Wednesday, August 4, 2010

I Harvest Ergo I Cook

My wife and I have recently opted to change out diets dramatically and eat vegan. Consider this post a response to the many who wonder what it is exactly someone who eats a vegan diet does, in fact, eat.

I adapted this recipe from the April 2010 issue of Veg News.

Summer Squash Vegan Quiche 

1 Lb.  firm tofu, drained
1/3 C. unsweetened soymilk
1 Tbsp. olive oil
2 Medium yellow crookneck squash (fresh from garden if possible)
1 Medium patty pan squash (from your father's garden if possible)
3 Cloves garlic 
1/2 Tbsp. dried basil
1/2 Tbsp. dried oregano
1 Tsp. Salt
2 Tsp. Pepper
1 9 Inch vegan pie crust
1/4 C. vegan cheese (I like garlic and herb almond cheese)

1. Preheat oven to 350 degrees. In a food processor, blend tofu and soymilk until smooth. 

2. In a saute pan over medium-high heat, heat olive oil.
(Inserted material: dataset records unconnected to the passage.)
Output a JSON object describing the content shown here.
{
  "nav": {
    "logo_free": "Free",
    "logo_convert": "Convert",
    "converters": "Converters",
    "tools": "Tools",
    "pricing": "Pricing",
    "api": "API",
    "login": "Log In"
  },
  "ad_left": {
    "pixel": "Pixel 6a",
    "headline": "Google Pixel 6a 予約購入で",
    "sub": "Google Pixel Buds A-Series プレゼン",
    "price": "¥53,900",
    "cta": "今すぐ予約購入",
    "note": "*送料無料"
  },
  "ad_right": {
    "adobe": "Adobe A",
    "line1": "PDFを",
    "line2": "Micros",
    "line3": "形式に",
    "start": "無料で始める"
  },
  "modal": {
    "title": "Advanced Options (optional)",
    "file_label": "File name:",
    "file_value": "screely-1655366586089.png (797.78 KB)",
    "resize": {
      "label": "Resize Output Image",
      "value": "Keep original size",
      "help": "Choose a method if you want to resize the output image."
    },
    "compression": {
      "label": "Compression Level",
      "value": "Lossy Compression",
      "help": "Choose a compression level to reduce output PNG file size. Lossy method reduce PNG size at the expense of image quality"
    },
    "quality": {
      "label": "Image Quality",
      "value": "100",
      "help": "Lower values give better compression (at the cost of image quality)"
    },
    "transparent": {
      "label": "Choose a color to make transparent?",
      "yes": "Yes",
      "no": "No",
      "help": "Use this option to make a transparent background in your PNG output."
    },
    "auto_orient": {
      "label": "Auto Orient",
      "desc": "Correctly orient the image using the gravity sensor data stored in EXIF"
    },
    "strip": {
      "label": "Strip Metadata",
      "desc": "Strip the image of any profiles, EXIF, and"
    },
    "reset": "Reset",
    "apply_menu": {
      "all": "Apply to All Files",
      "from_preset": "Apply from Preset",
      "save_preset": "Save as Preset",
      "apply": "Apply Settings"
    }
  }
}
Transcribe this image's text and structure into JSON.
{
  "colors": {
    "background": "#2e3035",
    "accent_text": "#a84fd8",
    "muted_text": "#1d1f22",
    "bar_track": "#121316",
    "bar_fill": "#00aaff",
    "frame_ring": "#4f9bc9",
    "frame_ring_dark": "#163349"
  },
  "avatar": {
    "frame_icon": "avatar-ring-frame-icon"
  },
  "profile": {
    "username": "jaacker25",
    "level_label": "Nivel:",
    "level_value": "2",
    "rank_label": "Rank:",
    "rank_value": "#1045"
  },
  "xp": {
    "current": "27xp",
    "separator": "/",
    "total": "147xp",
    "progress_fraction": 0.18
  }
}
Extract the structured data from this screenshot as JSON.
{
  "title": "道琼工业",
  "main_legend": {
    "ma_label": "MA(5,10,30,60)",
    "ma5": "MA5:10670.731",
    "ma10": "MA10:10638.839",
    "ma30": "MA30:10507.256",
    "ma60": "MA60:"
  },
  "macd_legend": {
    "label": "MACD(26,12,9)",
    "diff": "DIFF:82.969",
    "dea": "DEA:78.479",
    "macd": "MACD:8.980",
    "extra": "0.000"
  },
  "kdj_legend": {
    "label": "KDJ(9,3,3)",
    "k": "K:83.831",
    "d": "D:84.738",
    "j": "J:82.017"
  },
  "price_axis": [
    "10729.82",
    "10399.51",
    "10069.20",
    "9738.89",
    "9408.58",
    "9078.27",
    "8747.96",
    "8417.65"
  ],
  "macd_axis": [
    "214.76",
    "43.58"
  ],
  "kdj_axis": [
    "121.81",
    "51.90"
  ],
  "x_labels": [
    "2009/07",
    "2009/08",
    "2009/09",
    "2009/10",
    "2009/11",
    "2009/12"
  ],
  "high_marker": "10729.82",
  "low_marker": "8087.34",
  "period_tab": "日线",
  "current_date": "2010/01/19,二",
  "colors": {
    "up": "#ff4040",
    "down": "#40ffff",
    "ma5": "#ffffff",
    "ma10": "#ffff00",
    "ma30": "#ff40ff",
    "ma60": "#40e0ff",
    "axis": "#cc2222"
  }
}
Add yellow squash and patty pan squash. Cook for about 5-6 minutes until tender. Add garlic and continue to cook for another minute. 

3. Fold squash and garlic into tofu mixture adding basil, oregano, salt, and pepper.

4. Pour mixture into uncooked pie crust, spreading smoothly and evenly. Bake for 35-40 minutes, until crust is golden brown. Rotate once halfway through to ensure even cooking. 

5. Pull quiche from oven and sprinkle vegan cheese over top. Return to oven and cook for another 5-10 minutes until cheese begins to melt (note: vegan cheese doesn't melt like regular cheese, don't expect it to fully melt). 

6. Enjoy warm or let cool off and serve cold. Great for breakfast, brunch, or dinner.